Ik denk persoonlijk dat Engels beter was geweest voor de internationalisering van het land. Aangezien een groot deel van de wereldbevolking deze taal spreekt en Surinamers deze taal al spraken voordat zij een kolonie van Nederland werden. Ik ben van mening dat het goed is dat in Suriname tegenwoordig op alle basisscholen één taal aangeleerd wordt. Dat dit Nederlands is maakt denk ik geen groot verschil met wanneer dit Sranantongo zou zijn geweest. Alleen voor de omgang met Nederland en eventuele inburgering is Nederlands praktischer. Na een gesprek met onze reisleider (van Inheemse afkomst) is mijn beeld wat veranderd. Ik was namelijk eerst van mening dat iedereen hier gewoon Nederlands zou moeten praten, dat leek me het makkelijkst voor iedereen. De reisleider vertelde mij dat er op de binnenlandse/inheemse scholen sinds een paar jaar nu ook Nederlands wordt aangeleerd. Mijn reactie hierop was erg positief. Hij liet me echter inzien dat er door de vernederlandsing veel van zijn cultuur weg aan het gaan is, voornamelijk op taalgebied. Hij vertelde dat de jongeren uit zijn dorp zijn taal al niet meer kunnen spreken en dat hij een van de laatste generaties is die het nog kan. Het is echter nooit vastgelegd, dus deze geschiedenis zou dan volledig verloren gaan. Hij is nu zelf bezig met een project om de jongeren uit zijn dorp de taal van zijn stam te leren. Ook is hij een boek aan het schrijven, met een Nederlandse taalstudent over de taal van zijn dorp, zodat zijn geschiedenis toch niet verloren zal gaan. Ik zou het persoonlijk voor de mensen zelf erg jammer vinden als de geschiedenis verloren zou gaan en ben daardoor een voorstander geworden van taalcontact in plaats van één taal voor iedereen.


 

Onderzoeksvraag vanuit pop:

Aan welke standaarden moet de Surinaamse taal voldoen in vergelijking tot Nederland binnen het onderwijs? I.v.m. invloeden van buitenaf. Hoe zie je dit in de praktijk terug?


Conclusie:

Dit was een lastige vraag, omdat ik er dus achter ben gekomen dat de meeste leerkrachten en het schoolbestuur hier ook geen antwoord op kan geven. In het onderwijs wordt tegenwoordig (in het binnenland en de stad) op alle scholen Nederlands gehandhaafd. Er is nog een discussie gaande m.b.t. het behouden/terug laten keren van de meertaligheid binnen het onderwijs. Omdat er niet duidelijk gebruik gemaakt wordt van een landelijke richtlijn, maar wel van (aangepaste) Nederlandse methodes kan ik concluderen dat de taalrichtlijn op de basisscholen gelijk is aan de landelijke taaldoelen van Nederland.
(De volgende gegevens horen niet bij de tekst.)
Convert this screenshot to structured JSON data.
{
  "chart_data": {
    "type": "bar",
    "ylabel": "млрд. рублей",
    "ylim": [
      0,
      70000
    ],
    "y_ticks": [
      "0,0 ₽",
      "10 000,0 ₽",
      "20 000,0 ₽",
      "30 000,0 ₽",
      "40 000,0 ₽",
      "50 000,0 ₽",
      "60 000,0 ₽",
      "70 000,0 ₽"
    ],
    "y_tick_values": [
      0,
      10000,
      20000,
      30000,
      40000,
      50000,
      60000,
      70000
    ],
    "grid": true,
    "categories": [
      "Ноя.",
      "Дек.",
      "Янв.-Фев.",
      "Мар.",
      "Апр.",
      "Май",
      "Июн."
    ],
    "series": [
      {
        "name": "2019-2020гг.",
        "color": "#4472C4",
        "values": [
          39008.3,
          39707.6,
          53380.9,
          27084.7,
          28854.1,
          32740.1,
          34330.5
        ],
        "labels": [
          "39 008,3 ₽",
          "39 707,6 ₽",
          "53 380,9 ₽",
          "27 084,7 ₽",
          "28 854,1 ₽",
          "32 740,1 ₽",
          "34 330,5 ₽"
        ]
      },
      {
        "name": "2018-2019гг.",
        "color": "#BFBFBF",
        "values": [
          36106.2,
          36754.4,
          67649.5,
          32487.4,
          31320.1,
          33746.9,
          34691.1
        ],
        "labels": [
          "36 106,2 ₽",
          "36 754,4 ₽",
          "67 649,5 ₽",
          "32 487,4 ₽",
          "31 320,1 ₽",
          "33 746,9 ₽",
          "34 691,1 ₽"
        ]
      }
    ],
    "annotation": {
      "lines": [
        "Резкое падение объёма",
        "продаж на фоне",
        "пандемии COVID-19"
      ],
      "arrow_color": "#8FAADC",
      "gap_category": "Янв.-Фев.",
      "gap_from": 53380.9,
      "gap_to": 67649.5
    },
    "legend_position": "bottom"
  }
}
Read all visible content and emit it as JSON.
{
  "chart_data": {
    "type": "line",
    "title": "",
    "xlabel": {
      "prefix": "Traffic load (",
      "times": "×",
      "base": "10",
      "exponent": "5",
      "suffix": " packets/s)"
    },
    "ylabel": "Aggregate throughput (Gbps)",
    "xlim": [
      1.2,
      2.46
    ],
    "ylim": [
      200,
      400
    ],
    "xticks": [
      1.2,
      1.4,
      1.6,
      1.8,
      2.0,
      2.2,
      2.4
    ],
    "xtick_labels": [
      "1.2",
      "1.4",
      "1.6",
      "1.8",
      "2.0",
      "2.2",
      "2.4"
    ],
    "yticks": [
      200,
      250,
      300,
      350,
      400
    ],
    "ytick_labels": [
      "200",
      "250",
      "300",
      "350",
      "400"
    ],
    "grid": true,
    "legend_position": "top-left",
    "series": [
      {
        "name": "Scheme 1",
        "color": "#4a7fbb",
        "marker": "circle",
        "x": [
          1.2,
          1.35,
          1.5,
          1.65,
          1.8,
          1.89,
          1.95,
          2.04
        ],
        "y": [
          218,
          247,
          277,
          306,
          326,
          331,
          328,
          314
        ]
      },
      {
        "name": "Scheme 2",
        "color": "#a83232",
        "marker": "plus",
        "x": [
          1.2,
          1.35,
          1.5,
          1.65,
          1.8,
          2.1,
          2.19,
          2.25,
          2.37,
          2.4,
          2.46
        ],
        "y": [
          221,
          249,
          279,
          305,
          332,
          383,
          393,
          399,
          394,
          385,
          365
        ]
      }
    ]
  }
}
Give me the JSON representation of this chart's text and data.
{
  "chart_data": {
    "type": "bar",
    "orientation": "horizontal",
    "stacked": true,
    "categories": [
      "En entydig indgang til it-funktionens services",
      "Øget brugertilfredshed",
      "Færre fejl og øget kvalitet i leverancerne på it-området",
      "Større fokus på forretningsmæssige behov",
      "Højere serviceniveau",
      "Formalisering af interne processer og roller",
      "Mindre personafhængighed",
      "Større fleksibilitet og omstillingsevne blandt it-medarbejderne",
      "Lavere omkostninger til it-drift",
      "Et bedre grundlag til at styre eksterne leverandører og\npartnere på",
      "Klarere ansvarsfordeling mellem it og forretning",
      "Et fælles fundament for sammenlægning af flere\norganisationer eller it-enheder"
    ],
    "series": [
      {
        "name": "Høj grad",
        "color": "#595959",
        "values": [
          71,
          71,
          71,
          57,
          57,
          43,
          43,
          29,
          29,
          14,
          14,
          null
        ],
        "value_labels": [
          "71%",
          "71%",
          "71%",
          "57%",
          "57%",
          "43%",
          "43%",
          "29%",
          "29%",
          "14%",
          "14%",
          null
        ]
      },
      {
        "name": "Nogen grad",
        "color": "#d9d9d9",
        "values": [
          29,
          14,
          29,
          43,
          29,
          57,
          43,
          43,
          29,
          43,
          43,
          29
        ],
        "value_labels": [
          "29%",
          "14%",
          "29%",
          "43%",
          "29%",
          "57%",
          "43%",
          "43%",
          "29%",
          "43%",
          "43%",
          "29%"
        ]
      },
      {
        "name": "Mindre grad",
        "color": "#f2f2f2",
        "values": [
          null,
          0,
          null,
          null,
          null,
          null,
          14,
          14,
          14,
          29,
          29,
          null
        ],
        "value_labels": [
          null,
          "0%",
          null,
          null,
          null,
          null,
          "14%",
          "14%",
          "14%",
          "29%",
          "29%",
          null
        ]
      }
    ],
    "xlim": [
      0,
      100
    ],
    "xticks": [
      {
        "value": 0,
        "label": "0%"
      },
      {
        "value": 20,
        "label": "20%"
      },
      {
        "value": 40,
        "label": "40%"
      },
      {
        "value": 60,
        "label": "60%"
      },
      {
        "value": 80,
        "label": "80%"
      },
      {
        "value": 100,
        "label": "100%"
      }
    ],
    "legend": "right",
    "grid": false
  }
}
In de praktijk blijkt de taal echter nog lastig. Veel leerlingen, maar ook leerkrachten hebben moeite met de Nederlandse taal.

 

Bronnen:

Carlin, E., & Arends, J. (2002). Atlas of the Languages of Suriname. Retrieved from https://books.google.sr/books?id=ZYhiAAAAMAAJ&q=the+language+of+Suriname&dq=the+language+of+Suriname&hl=nl&sa=X&ved=0ahUKEwins6Lbu9XiAhVvvFkKHeOgCpEQ6AEIJTAA

Charry, E., Koefoed, G., & Muysken, P. (1983). De talen van Suriname. Geraadpleegd op 9 mei 2019, van https://www.dbnl.org/tekst/koef001tale01_01/koef001tale01_01_0012.php

Gobardhan-Rambocus, L. (1988) Taalbeleid en taalsituatie tijdens het Statuut. Een beschouwing. Paramaribo/Utrecht.

Gobardhan-Rambocus, L. (2006). Nederlands in Suriname, een geslaagd resultaat van taalpolitiek. Geraadpleegd op 13 mei 2019, van https://www.dbnl.org/tekst/_han001200701_01/_han001200701_01_0038.php

Ietswaart, M., & Haabo, V. (2012). Sranantongo: Surinaams voor reizigers en thuisblijvers (7e ed.). Zutphen, Nederland: Walburg Pers.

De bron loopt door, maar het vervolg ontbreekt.